Cette approche, fruit d’une collaboration entre des institutions françaises et l’Université de Tokyo, propose une alternative aux méthodes de cryptographie quantique pour la protection des communications sensibles. Elle exploite les propriétés physiques de l’ADN synthétique, dépourvu de fonction biologique, pour produire des clés de chiffrement. Ces clés, pour être totalement sûres, doivent être aussi longues que le message, parfaitement aléatoires et à usage unique, des conditions que cette technologie permet de remplir.

La densité et la stabilité exceptionnelles de l’ADN permettent de générer et de partager à l’avance entre correspondants un stock considérable de ces clés, pouvant être conservé pendant des décennies. Lors d’un échange, des séquenceurs analysent les molécules pour les convertir en code binaire. Ce processus permet de coder, d’envoyer et de décoder des messages de plusieurs centaines de mégaoctets. Les chercheurs affirment avoir développé des mécanismes capables de détecter toute tentative d’interception avant même l’utilisation de la clé.

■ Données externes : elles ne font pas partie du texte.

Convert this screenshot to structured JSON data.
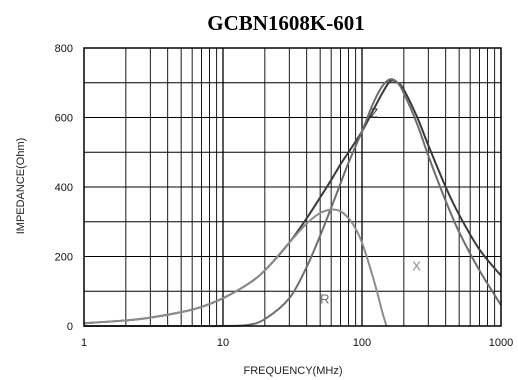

Contrairement aux systèmes quantiques, dont la mise en œuvre sur de longues distances reste complexe en raison de la fragilité des particules utilisées, cette méthode permettrait un échange sécurisé de clés à l’échelle globale. Elle vise à répondre à la vulnérabilité croissante des codes cryptographiques classiques face à la puissance de calcul grandissante des ordinateurs.